Managing Human Lives by the Logic of Interest
European discussion about the “return of Syrian refugees” has begun to rise again, yet the questions being posed seem less about return itself and more about how the file is managed. The debate is not only about who will return, but about who is allowed to be present in that discussion — and who is quietly excluded from it.
The language used in political statements reveals much, particularly in Germany, which hosts the largest number of Syrians. There is recurring talk of deporting those classified by authorities as outside the labor market or involved in crime. Ready-made categories, easily employed politically, are presented as though they were the essence of the problem.
Meanwhile, German — and European more broadly — discourse passes quickly over other groups, or ignores them entirely: doctors, nurses, engineers, technicians, and skilled workers.

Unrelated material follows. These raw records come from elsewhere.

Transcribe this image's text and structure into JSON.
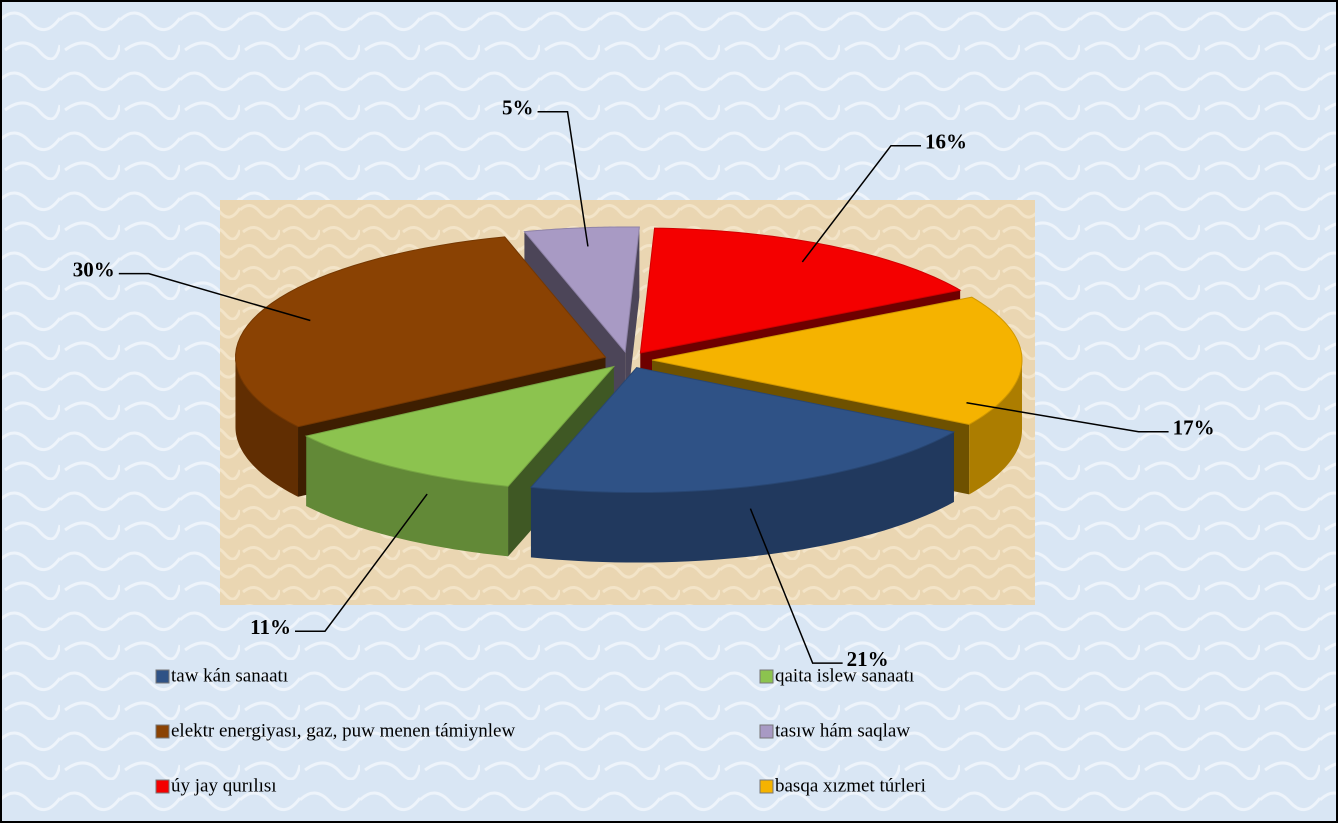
{
  "chart_data": {
    "type": "pie",
    "categories": [
      "taw kán sanaatı",
      "qaita islew sanaatı",
      "elektr energiyası, gaz, puw menen támiynlew",
      "tasıw hám saqlaw",
      "úy jay qurılısı",
      "basqa xızmet túrleri"
    ],
    "values": [
      21,
      11,
      30,
      5,
      16,
      17
    ],
    "value_labels": [
      "21%",
      "11%",
      "30%",
      "5%",
      "16%",
      "17%"
    ],
    "colors": [
      "#2f5286",
      "#8cc34f",
      "#8a4203",
      "#a89ac4",
      "#f40000",
      "#f5b300"
    ],
    "legend": "bottom"
  }
}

Syrians who have worked in Europe for years and contribute to its vital sectors disappear from view whenever the issue of “return” is raised.
This discourse does not address what Syria today actually needs in terms of expertise, nor the role such groups would play in any serious conversation about reconstruction or stability. Instead, what is proposed is a cold administrative sorting: who may remain and who can be dispensed with. Return appears less as a human choice or a right tied to conditions and safety, and more as a tool used when political interest requires it.

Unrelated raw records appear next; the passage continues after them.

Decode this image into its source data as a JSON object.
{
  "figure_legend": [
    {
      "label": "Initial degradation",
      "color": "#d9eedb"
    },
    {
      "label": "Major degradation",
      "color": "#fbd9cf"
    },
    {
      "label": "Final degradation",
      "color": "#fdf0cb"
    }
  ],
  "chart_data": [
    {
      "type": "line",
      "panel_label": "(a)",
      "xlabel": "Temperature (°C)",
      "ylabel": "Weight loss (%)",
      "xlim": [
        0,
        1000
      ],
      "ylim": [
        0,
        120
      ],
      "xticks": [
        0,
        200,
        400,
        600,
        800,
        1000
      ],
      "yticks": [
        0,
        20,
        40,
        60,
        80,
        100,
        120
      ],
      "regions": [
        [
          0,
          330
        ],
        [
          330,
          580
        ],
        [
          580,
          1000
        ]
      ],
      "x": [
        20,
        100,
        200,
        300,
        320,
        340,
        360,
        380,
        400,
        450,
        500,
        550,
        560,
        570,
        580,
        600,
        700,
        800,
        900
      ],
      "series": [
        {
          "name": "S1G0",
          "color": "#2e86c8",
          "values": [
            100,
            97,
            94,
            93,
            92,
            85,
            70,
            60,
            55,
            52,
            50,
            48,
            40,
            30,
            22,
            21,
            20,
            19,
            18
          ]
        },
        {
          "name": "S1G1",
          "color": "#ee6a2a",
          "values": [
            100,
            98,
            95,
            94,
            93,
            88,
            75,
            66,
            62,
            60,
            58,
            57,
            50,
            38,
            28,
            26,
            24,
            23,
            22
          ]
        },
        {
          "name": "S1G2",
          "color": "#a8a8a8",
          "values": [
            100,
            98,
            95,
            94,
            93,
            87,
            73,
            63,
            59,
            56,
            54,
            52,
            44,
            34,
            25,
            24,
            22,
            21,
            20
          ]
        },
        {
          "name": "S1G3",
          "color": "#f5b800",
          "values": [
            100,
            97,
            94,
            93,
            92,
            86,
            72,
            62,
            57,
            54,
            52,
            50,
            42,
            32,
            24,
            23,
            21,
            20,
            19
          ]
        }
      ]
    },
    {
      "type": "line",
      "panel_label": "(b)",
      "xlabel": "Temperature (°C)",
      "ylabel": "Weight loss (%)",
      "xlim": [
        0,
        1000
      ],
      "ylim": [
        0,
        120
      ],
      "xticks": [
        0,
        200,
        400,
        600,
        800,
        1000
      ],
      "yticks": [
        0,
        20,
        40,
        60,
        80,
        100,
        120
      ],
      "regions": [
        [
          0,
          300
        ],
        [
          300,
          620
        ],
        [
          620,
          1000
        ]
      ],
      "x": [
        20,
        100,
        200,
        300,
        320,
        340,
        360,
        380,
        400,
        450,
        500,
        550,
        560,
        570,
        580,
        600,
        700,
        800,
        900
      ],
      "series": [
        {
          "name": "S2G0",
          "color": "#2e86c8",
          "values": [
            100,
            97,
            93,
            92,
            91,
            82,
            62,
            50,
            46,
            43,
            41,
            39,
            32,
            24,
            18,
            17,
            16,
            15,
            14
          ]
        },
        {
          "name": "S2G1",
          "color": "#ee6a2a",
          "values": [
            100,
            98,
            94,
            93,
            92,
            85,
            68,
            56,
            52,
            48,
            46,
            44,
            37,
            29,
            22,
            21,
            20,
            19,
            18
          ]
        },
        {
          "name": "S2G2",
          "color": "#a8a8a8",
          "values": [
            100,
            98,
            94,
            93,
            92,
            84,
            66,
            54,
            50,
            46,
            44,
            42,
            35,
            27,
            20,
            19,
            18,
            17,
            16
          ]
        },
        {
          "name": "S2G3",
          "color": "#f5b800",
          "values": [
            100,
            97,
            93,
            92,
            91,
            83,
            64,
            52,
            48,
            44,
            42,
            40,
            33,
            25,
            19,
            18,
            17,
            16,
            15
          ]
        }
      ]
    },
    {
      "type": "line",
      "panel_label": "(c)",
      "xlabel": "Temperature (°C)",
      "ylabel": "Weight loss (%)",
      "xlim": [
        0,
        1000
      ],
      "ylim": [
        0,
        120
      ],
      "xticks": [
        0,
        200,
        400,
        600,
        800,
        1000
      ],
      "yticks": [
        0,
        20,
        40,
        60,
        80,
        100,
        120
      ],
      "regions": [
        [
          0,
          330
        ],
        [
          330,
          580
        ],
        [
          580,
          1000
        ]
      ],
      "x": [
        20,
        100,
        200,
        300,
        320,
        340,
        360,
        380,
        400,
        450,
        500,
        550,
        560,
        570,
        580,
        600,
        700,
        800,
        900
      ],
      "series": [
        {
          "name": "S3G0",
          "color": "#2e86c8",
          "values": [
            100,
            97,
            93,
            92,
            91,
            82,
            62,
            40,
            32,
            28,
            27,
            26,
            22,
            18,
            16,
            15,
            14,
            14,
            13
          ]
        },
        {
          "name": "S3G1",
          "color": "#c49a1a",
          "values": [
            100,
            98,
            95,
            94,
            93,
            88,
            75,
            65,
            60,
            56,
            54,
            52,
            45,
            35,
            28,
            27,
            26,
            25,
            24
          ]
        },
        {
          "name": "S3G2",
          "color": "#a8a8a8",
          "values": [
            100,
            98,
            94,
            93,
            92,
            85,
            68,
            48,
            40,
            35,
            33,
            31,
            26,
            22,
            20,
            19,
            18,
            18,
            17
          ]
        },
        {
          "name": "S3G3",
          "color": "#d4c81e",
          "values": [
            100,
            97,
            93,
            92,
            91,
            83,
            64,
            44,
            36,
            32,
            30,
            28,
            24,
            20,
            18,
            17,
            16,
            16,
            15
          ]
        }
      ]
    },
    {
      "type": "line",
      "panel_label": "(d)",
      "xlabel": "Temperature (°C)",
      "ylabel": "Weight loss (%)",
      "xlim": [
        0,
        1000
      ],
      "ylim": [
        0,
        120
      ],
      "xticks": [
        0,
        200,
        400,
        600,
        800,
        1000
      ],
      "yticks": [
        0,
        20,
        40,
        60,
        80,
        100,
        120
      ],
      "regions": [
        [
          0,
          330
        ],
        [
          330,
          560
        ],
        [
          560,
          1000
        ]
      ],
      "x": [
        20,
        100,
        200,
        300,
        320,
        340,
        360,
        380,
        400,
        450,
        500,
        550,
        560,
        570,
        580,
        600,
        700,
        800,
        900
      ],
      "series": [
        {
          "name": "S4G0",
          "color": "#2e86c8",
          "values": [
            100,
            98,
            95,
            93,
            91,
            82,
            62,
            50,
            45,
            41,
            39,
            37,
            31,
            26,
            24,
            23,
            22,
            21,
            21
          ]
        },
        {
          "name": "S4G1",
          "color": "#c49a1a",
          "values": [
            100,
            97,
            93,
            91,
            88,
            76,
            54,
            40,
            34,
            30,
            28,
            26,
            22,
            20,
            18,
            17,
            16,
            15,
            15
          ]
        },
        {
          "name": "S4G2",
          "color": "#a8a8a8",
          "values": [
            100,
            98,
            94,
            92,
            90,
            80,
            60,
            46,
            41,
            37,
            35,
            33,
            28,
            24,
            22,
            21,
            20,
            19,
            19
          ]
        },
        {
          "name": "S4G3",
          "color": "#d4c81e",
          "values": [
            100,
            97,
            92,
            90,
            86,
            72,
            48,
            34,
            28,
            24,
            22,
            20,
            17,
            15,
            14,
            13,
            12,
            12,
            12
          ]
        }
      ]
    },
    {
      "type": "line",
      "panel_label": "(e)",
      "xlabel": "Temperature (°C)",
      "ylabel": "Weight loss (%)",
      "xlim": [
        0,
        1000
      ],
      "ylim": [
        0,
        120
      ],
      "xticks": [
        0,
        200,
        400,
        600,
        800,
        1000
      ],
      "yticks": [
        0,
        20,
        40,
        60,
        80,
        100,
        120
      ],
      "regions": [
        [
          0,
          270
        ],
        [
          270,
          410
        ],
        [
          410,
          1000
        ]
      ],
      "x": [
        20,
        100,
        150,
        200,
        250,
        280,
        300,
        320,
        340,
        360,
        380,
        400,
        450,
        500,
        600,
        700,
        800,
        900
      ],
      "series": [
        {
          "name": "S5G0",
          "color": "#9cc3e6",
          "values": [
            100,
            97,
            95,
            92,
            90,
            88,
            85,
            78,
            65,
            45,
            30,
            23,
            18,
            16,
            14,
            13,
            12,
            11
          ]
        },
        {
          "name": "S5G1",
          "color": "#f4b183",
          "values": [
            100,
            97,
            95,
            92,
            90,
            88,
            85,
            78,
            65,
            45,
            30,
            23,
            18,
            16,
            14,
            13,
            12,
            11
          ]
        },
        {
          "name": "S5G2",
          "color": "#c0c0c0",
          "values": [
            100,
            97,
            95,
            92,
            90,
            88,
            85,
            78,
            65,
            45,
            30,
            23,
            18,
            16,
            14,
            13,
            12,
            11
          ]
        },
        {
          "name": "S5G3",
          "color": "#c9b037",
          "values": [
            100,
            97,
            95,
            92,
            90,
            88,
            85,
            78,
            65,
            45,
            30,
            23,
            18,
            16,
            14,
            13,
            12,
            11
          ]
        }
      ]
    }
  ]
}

At the same time, another issue has long been sidestepped in Europe: its own citizens affiliated with extremist organizations and detained in prisons in Syria and Iraq. These are European citizens, yet the continent shows little real willingness to repatriate them or prosecute them under its own laws. Instead, the file is left suspended, and its burden is effectively transferred to the Syrian interior.
This burden falls on a country exhausted by more than fourteen years of war, with fragile security and judicial structures and a social reality already unable to absorb additional pressures of this magnitude. Justice is postponed, and responsibility displaced, in the name of complexity and the difficulty of recovery.
What links the refugee return file and the foreign fighters file is not timing but logic — the management of human affairs by distance. What is politically near is debated and reshaped; what is morally distant is left aside. The refugee is reduced to economic productivity, and the extremist fighter to a problem beyond the border.
In both cases, the real question does not appear to be what justice and fairness require, but where the cost can be pushed — without being seen.